Q: Does anyone know if it's possible to set a var to the result of an finfo across a dsline connection? I want to retrieve the status of a particular file on the remote system.

 

A: Donna Garverick replied:

 

You cannot do it directly. One way of doing it, however, is to create a file equation on the remoted system that includes a 'nodespec' (read 'help all' for file) for the originating system. Then

 

echo ![finfo('myfile','myparm')]>*myfeq

 

That magic file equation will put the information on your originating system. if it's a one-liner file, it's fairly easy to get the input: (input myvar < finfofle). It involves some work, but it's not too bad.

 

 

Q: Any help on the following error on a message file would be appreciated.

 

   +-F-I-L-E---I-N-F-O-R-M-A-T-I-O-N---D-I-S-P-L-A-Y+

   !  ERROR NUMBER: 71    RESIDUE: 8224     (WORDS) !

   !  BLOCK NUMBER: 538976288    NUMREC: 8224       !

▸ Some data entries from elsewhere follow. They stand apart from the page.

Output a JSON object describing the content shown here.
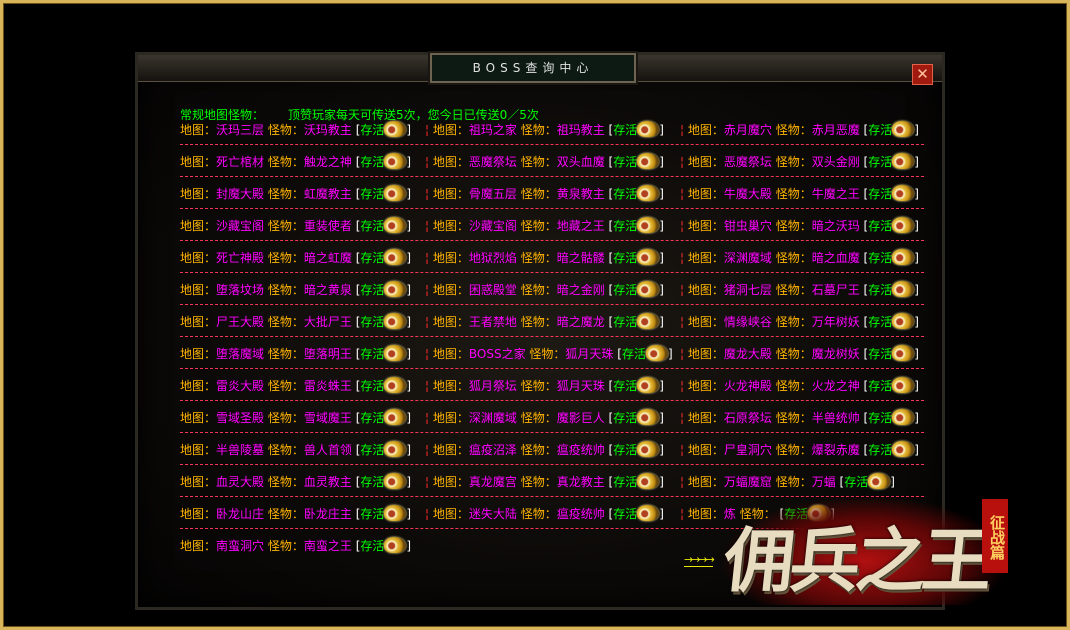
{
  "window": {
    "title": "BOSS查询中心",
    "close_icon": "close-icon"
  },
  "header": {
    "label": "常规地图怪物：",
    "notice": "顶赞玩家每天可传送5次，您今日已传送0／5次"
  },
  "labels": {
    "map": "地图：",
    "monster": "怪物：",
    "open_bracket": "[",
    "status": "存活",
    "close_bracket": "]",
    "separator": "¦"
  },
  "colors": {
    "label": "#ffb400",
    "name": "#ff00ff",
    "status": "#00ff00",
    "divider": "#ff3355",
    "frame": "#d8b45a"
  },
  "status_icon": "gold-ingot-icon",
  "rows": [
    [
      [
        "沃玛三层",
        "沃玛教主"
      ],
      [
        "祖玛之家",
        "祖玛教主"
      ],
      [
        "赤月魔穴",
        "赤月恶魔"
      ]
    ],
    [
      [
        "死亡棺材",
        "触龙之神"
      ],
      [
        "恶魔祭坛",
        "双头血魔"
      ],
      [
        "恶魔祭坛",
        "双头金刚"
      ]
    ],
    [
      [
        "封魔大殿",
        "虹魔教主"
      ],
      [
        "骨魔五层",
        "黄泉教主"
      ],
      [
        "牛魔大殿",
        "牛魔之王"
      ]
    ],
    [
      [
        "沙藏宝阁",
        "重装使者"
      ],
      [
        "沙藏宝阁",
        "地藏之王"
      ],
      [
        "钳虫巢穴",
        "暗之沃玛"
      ]
    ],
    [
      [
        "死亡神殿",
        "暗之虹魔"
      ],
      [
        "地狱烈焰",
        "暗之骷髅"
      ],
      [
        "深渊魔域",
        "暗之血魔"
      ]
    ],
    [
      [
        "堕落坟场",
        "暗之黄泉"
      ],
      [
        "困惑殿堂",
        "暗之金刚"
      ],
      [
        "猪洞七层",
        "石墓尸王"
      ]
    ],
    [
      [
        "尸王大殿",
        "大批尸王"
      ],
      [
        "王者禁地",
        "暗之魔龙"
      ],
      [
        "情缘峡谷",
        "万年树妖"
      ]
    ],
    [
      [
        "堕落魔域",
        "堕落明王"
      ],
      [
        "BOSS之家",
        "狐月天珠"
      ],
      [
        "魔龙大殿",
        "魔龙树妖"
      ]
    ],
    [
      [
        "雷炎大殿",
        "雷炎蛛王"
      ],
      [
        "狐月祭坛",
        "狐月天珠"
      ],
      [
        "火龙神殿",
        "火龙之神"
      ]
    ],
    [
      [
        "雪域圣殿",
        "雪域魔王"
      ],
      [
        "深渊魔域",
        "魔影巨人"
      ],
      [
        "石原祭坛",
        "半兽统帅"
      ]
    ],
    [
      [
        "半兽陵墓",
        "兽人首领"
      ],
      [
        "瘟疫沼泽",
        "瘟疫统帅"
      ],
      [
        "尸皇洞穴",
        "爆裂赤魔"
      ]
    ],
    [
      [
        "血灵大殿",
        "血灵教主"
      ],
      [
        "真龙魔宫",
        "真龙教主"
      ],
      [
        "万蝠魔窟",
        "万蝠"
      ]
    ],
    [
      [
        "卧龙山庄",
        "卧龙庄主"
      ],
      [
        "迷失大陆",
        "瘟疫统帅"
      ],
      [
        "炼",
        ""
      ]
    ],
    [
      [
        "南蛮洞穴",
        "南蛮之王"
      ]
    ]
  ],
  "footer": {
    "arrows": "→→→→"
  },
  "logo": {
    "title": "佣兵之王",
    "subtitle": "征战篇"
  }
}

   +------------------------------------------------+

 

A: Per Ostberg, Jeff Woods and Stan Sieler all replied:

 

"Too many files open."

 

Stan Siler added:

 

I've seen this a lot with COBOL programs that open a file in utility code that then forgets to close the file. After calling it about 1000 times (more or less), you'll start getting that error.

 

 

Q: I am trying to find information on the Heat Dissipation for a Model 10 disk array, specifically the maximum load BTU's. Where can I find this information?

 

A: Wirt Atmar replied:

 

You don't need to reference an HP site for this information. It's available on the nameplate on the back of your device. BTU's are a unit of work (or energy or heat; the concepts are all equivalent). Kilowatts are a unit of power (work expended per unit time), thus kilowatt-hours (units appropriate for the time integral of power) are equivalent to BTU's.

 

If we presume that all of the electrical energy flowing into an electrical device is dissipated as heat (which is not only a good first-order approximation, it's also the most conservative estimate), then the formula of interest is:

 

     1 kilowatt-hour = 3413 BTU's

 

That is, a 100W (or 100VA) device will emit at maximum 341 BTU's in one hour. HP however is conservative in its estimates of power draws, so the real number will probably lie somewhere between 50 and 70% of such a number calculated off of the nameplate.

 

 

Q: I wanted to know how to check to see if a file name fits the pattern IHOCS###, with ### being three numbers. Is there a pattern matching function to do this?

 

A: John Burke replied:

 

Check out the CI function PMATCH.

 

 

Q: I have a port in HP3000 and I want to know the application that is currently using that port. Is there any command that can show me the applications accessing a particular port?

 

A: Kevin Miller and Jeff Kell replied:

 

:sockinfo.net.sys

 

Enter 'c' for 'call sockets'. Listeners are shown in port order.